O resultado irregular é observado em algumas tramas. A história da mãe amargurada que passa o dia todo trancada em um apartamento vendo programas evangélicos e que negligencia os filhos é aquela que é melhor desenvolvida, ainda que isso, não signifique que ela é totalmente satisfatória. Marieta Severo no papel da mãe rouba a cena ao impor – até porque o roteiro não se preocupa em delinear uma dramaticidade crível da sua personagem – uma carga de fragilidade, crueldade e arrependimento nas suas decisões do passado. A do advogado sem escrúpulos vivido pelo veterano Marat Descartes é totalmente desperdiçada no seu conteúdo e não passa de uma cópia – muito malfeita – do drama da personagem de Julianne Moore em Magnólia. Para completar as atuações de Arlindo Lopes (Alex, o operador de Telemarketing) e Nicola Siri (dono do restaurante) nunca encontram o melhor tom nos excessos dramáticos.
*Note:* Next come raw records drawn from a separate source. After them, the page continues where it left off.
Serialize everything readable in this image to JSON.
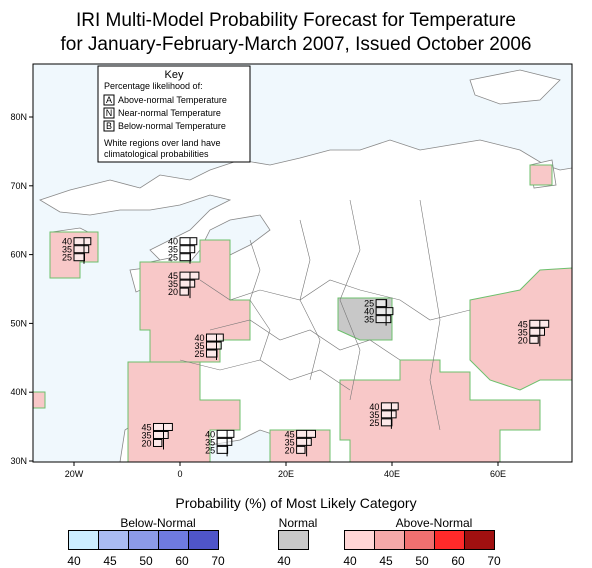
{
  "title_line1": "IRI Multi-Model Probability Forecast for Temperature",
  "title_line2": "for January-February-March 2007, Issued October 2006",
  "key": {
    "heading": "Key",
    "subheading": "Percentage likelihood of:",
    "items": [
      {
        "letter": "A",
        "label": "Above-normal Temperature"
      },
      {
        "letter": "N",
        "label": "Near-normal Temperature"
      },
      {
        "letter": "B",
        "label": "Below-normal Temperature"
      }
    ],
    "note_line1": "White regions over land have",
    "note_line2": "climatological probabilities"
  },
  "lat_labels": [
    {
      "text": "80N",
      "lat": 80
    },
    {
      "text": "70N",
      "lat": 70
    },
    {
      "text": "60N",
      "lat": 60
    },
    {
      "text": "50N",
      "lat": 50
    },
    {
      "text": "40N",
      "lat": 40
    },
    {
      "text": "30N",
      "lat": 30
    }
  ],
  "lon_labels": [
    {
      "text": "20W",
      "lon": -20
    },
    {
      "text": "0",
      "lon": 0
    },
    {
      "text": "20E",
      "lon": 20
    },
    {
      "text": "40E",
      "lon": 40
    },
    {
      "text": "60E",
      "lon": 60
    }
  ],
  "forecast_boxes": [
    {
      "above": "40",
      "near": "35",
      "below": "25",
      "lon": -20,
      "lat": 61
    },
    {
      "above": "40",
      "near": "35",
      "below": "25",
      "lon": 0,
      "lat": 61
    },
    {
      "above": "45",
      "near": "35",
      "below": "20",
      "lon": 0,
      "lat": 56
    },
    {
      "above": "40",
      "near": "35",
      "below": "25",
      "lon": 5,
      "lat": 47
    },
    {
      "above": "25",
      "near": "40",
      "below": "35",
      "lon": 37,
      "lat": 52
    },
    {
      "above": "45",
      "near": "35",
      "below": "20",
      "lon": 66,
      "lat": 49
    },
    {
      "above": "40",
      "near": "35",
      "below": "25",
      "lon": 38,
      "lat": 37
    },
    {
      "above": "45",
      "near": "35",
      "below": "20",
      "lon": -5,
      "lat": 34
    },
    {
      "above": "40",
      "near": "35",
      "below": "25",
      "lon": 7,
      "lat": 33
    },
    {
      "above": "45",
      "near": "35",
      "below": "20",
      "lon": 22,
      "lat": 33
    }
  ],
  "legend": {
    "title": "Probability (%) of Most Likely Category",
    "below_label": "Below-Normal",
    "normal_label": "Normal",
    "above_label": "Above-Normal",
    "below_colors": [
      "#cceeff",
      "#aabbf2",
      "#8c9ae8",
      "#6f7ae0",
      "#4f55c9"
    ],
    "normal_color": "#c8c8c8",
    "above_colors": [
      "#ffd6d6",
      "#f5a8a8",
      "#f07070",
      "#ff2a2a",
      "#a01010"
    ],
    "below_ticks": [
      "40",
      "45",
      "50",
      "60",
      "70"
    ],
    "normal_ticks": [
      "40"
    ],
    "above_ticks": [
      "40",
      "45",
      "50",
      "60",
      "70"
    ]
  }
}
Assim como estas duas histórias, outras apresentadas em A Voz de Silêncio sofrem de altos e baixos. Na verdade, de boas ideias, André Ristum não parece sentir falta, só não convence na forma rasa como as executa nas histórias, através de diálogos que não embasam um argumento sólido na sua competência. Se de um lado há dignidade e esforço do diretor de mostrar seu amor pelos melodramas sociais e o fascínio que a solidão exerce sobre a humanidade, pelo outro ele jamais atinge o potencial de encontrar um equilíbrio visual e narrativo para tornar sua crônica social marcante, que mesmo longe de ser um erro, deixa um gosto amargo.